Ramsay Clark ha parlato davanti al Parlamento di Belgrado, circondato da radicali e nazionalisti, e a fianco del feretro di Milosevic. Mi dispiace, non riesco a capire la necessità di questo gesto. Un altro oratore famoso è lo scrittore austriaco, Peter Handke. Per fortuna s’interruppe la trasmissione durante il suo intervento. Mi incantano i suoi libri, lasciamolo lì. Alle tre in punto, in Piazza della Repubblica, convocati mediante sms, cominciamo a riunirci spontaneamente, portando palloncini, entusiasti e contenti accompagnandoci con fischi. Mi chiede la TV Reuters cosa facciamo qui. Sì, stiamo celebrando il funerale di Slobo.

Siamo circa duemila, qualche politico, artisti. Alo stesso modo in cui quando Djindjic era vivo, cominciamo a camminare per la città gridando: Milosevic è finito.
Nella nostra manifestazione predomina la gente giovane. In quella del feretro di Milosevic, gente anziana e uomini. Liberiamo i palloncini dall’alto del Kalemegdan, il monumento all’eroe sconosciuto che si trova alla confluenza dei due grandi fiumi, la frontiera tra gli imperi d’Oriente e d’Occidente.

A Pozarevac, il funerale continua con marce militari e rose rosse lanciate davanti alla macchina che lo porta al giardino. Viene sepolto in un gardino, come un canarino, commenta una delle sue sostenitrici con tristezza.

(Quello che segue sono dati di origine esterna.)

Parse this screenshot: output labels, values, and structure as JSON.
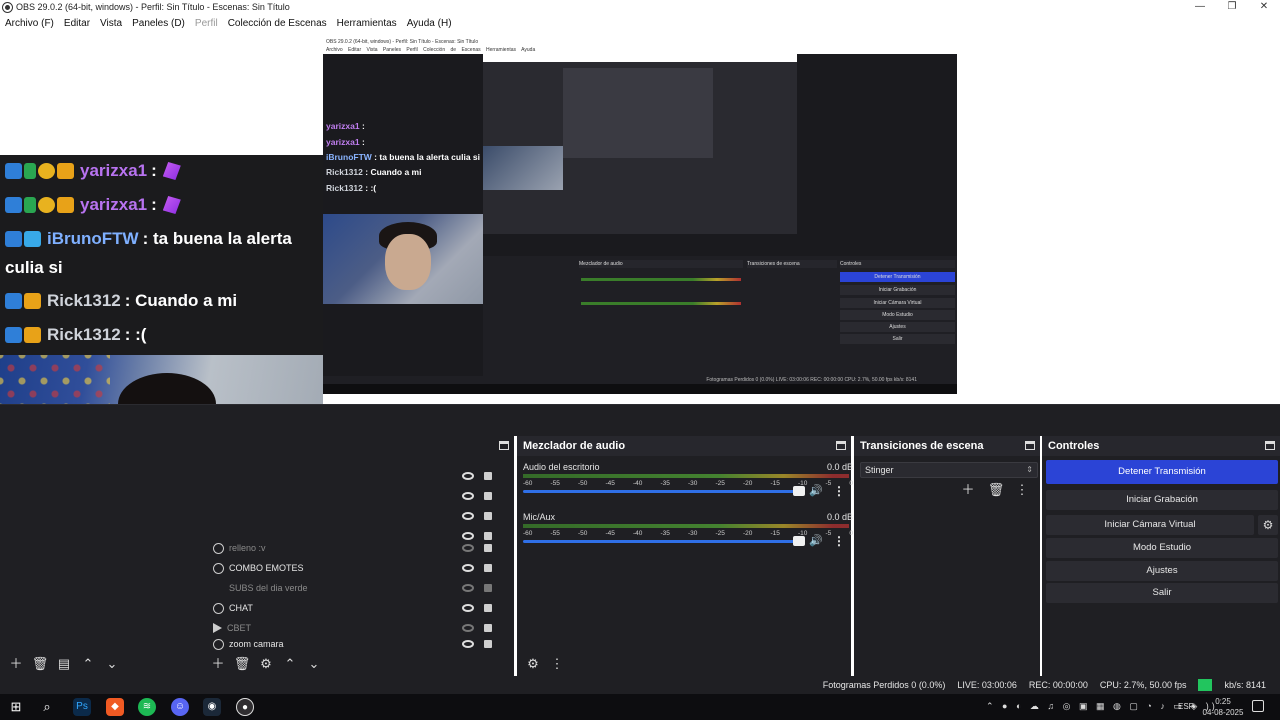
{
  "window": {
    "title": "OBS 29.0.2 (64-bit, windows) - Perfil: Sin Título - Escenas: Sin Título"
  },
  "menu": [
    "Archivo (F)",
    "Editar",
    "Vista",
    "Paneles (D)",
    "Perfil",
    "Colección de Escenas",
    "Herramientas",
    "Ayuda (H)"
  ],
  "nested_preview": {
    "chat": [
      {
        "user": "yarizxa1",
        "text": ":"
      },
      {
        "user": "yarizxa1",
        "text": ":"
      },
      {
        "user": "iBrunoFTW",
        "text": ": ta buena la alerta culia si"
      },
      {
        "user": "Rick1312",
        "text": ": Cuando a mi"
      },
      {
        "user": "Rick1312",
        "text": ": :("
      }
    ]
  },
  "chat": {
    "messages": [
      {
        "user": "yarizxa1",
        "text": ":"
      },
      {
        "user": "yarizxa1",
        "text": ":"
      },
      {
        "user": "iBrunoFTW",
        "text": ": ta buena la alerta",
        "cont": "culia si"
      },
      {
        "user": "Rick1312",
        "text": ": Cuando a mi"
      },
      {
        "user": "Rick1312",
        "text": ": :("
      }
    ]
  },
  "sources": {
    "items": [
      {
        "name": "relleno :v",
        "icon": "globe-icon"
      },
      {
        "name": "COMBO EMOTES",
        "icon": "globe-icon"
      },
      {
        "name": "SUBS del dia verde",
        "icon": "none"
      },
      {
        "name": "CHAT",
        "icon": "globe-icon"
      },
      {
        "name": "CBET",
        "icon": "play-icon"
      },
      {
        "name": "zoom camara",
        "icon": "globe-icon"
      }
    ]
  },
  "mixer": {
    "title": "Mezclador de audio",
    "channels": [
      {
        "name": "Audio del escritorio",
        "db": "0.0 dB"
      },
      {
        "name": "Mic/Aux",
        "db": "0.0 dB"
      }
    ],
    "scale": [
      "-60",
      "-55",
      "-50",
      "-45",
      "-40",
      "-35",
      "-30",
      "-25",
      "-20",
      "-15",
      "-10",
      "-5",
      "0"
    ]
  },
  "transitions": {
    "title": "Transiciones de escena",
    "selected": "Stinger"
  },
  "controls": {
    "title": "Controles",
    "stop_stream": "Detener Transmisión",
    "start_recording": "Iniciar Grabación",
    "start_virtual_cam": "Iniciar Cámara Virtual",
    "studio_mode": "Modo Estudio",
    "settings": "Ajustes",
    "exit": "Salir"
  },
  "status": {
    "dropped_frames": "Fotogramas Perdidos 0 (0.0%)",
    "live": "LIVE: 03:00:06",
    "rec": "REC: 00:00:00",
    "cpu": "CPU: 2.7%, 50.00 fps",
    "bitrate": "kb/s: 8141"
  },
  "taskbar": {
    "lang": "ESP",
    "time": "0:25",
    "date": "04-08-2025"
  },
  "colors": {
    "accent": "#2b44d6",
    "dock_bg": "#1f1f23",
    "status_ok": "#22c55e"
  }
}
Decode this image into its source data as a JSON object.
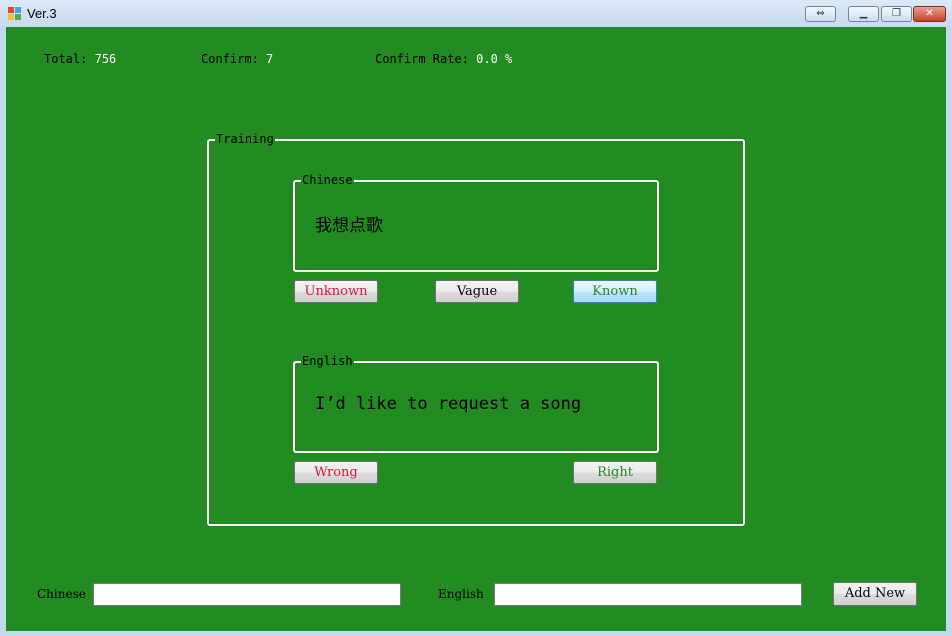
{
  "window": {
    "title": "Ver.3",
    "buttons": [
      "⇔",
      "▁",
      "❐",
      "✕"
    ]
  },
  "stats": {
    "total_label": "Total:",
    "total_value": "756",
    "confirm_label": "Confirm:",
    "confirm_value": "7",
    "rate_label": "Confirm Rate:",
    "rate_value": "0.0 %"
  },
  "training": {
    "legend": "Training",
    "chinese": {
      "legend": "Chinese",
      "text": "我想点歌"
    },
    "chinese_buttons": {
      "unknown": "Unknown",
      "vague": "Vague",
      "known": "Known"
    },
    "english": {
      "legend": "English",
      "text": "I’d like to request a song"
    },
    "english_buttons": {
      "wrong": "Wrong",
      "right": "Right"
    }
  },
  "add_form": {
    "chinese_label": "Chinese",
    "chinese_value": "",
    "english_label": "English",
    "english_value": "",
    "add_button": "Add New"
  },
  "colors": {
    "background": "#228b22",
    "unknown": "#dc143c",
    "wrong": "#dc143c",
    "known": "#228b22",
    "right": "#228b22"
  }
}
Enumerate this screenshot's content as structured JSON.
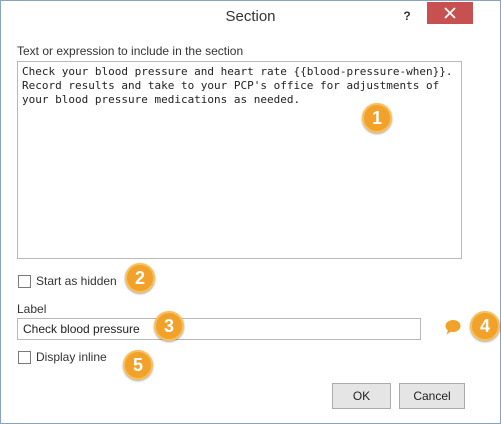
{
  "window": {
    "title": "Section",
    "help_label": "?"
  },
  "section_text": {
    "label": "Text or expression to include in the section",
    "value": "Check your blood pressure and heart rate {{blood-pressure-when}}.\nRecord results and take to your PCP's office for adjustments of\nyour blood pressure medications as needed."
  },
  "start_hidden": {
    "label": "Start as hidden",
    "checked": false
  },
  "label_field": {
    "label": "Label",
    "value": "Check blood pressure"
  },
  "display_inline": {
    "label": "Display inline",
    "checked": false
  },
  "buttons": {
    "ok": "OK",
    "cancel": "Cancel"
  },
  "callouts": [
    "1",
    "2",
    "3",
    "4",
    "5"
  ],
  "colors": {
    "close_button": "#c75050",
    "callout_fill": "#f2a22a",
    "comment_icon": "#f2a22a"
  },
  "icons": {
    "close": "close-icon",
    "comment": "speech-bubble-icon"
  }
}
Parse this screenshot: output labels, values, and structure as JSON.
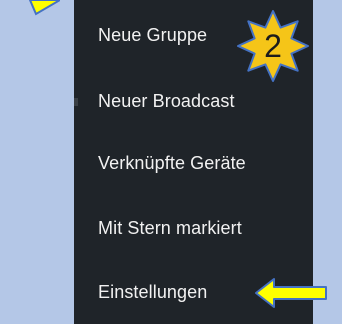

E’ un’enorme festa macabra.

Un sacerdote ufficierà il servizio di questo ex presidente comunista e ateo. Questo prete si rese famoso durante le guerre per essere un eccellente oratore che incitava all’odio e al razzismo e che infiammava le masse contro le altre etnie. Tuttavia, abbandona presto il funerale. Si sono riunite solo cinquanta persone nel giardino, molti sono criminali di guerra processati all’Aya. L’evento è trasmesso su un video nel centro di questa piccola città.
Innanzitutto si legge una lettera di suo figlio: patetica, nazionalista, megalomane e pericolosa. In essa dice: papá ti voglio bene.
Sua moglie Mira ha inviato una lettera. Ricorda le date e le coincidenze di sempre, come se il suo amore e il suo potere fossero stati predestinati da Dio. Si identifica nel marito morto e chiama criminale il resto del mondo. In nome della sua divinità, insulta i suoi oppositori con un linguaggio volgare e di cattivo gusto
Con un forte accento russo, un generale gli dice addio: addio Slobodan soldato... certamente un eufemismo se consideriamo le sue gesta.
Però, sapete una cosa? A fine giornata devo dire che abbiamo vinto. Purtroppo, in Serbia, i funerali sono il miglior metro per misurare il potere. Tre anni fa, milioni di cittadini assistettero al funerale di Djindjic, oltre ad una numerosa presenza straniera. Niente pareva fuori luogo, a parte il fatto che Milosevic, allora in carcere, ancora si dava da fare per manovrare i fili del suo intreccio criminale e vendicarsi assassinando l’uomo che pose fine al suo regno di terrore. Milosevic non si macchiò mai personalmente le mani di sangue.

Durante il funerale cadde una forte pioggia, che ha avuto un effetto di pulizia su entrambe le parti. E non si tratta di pulizia etnica!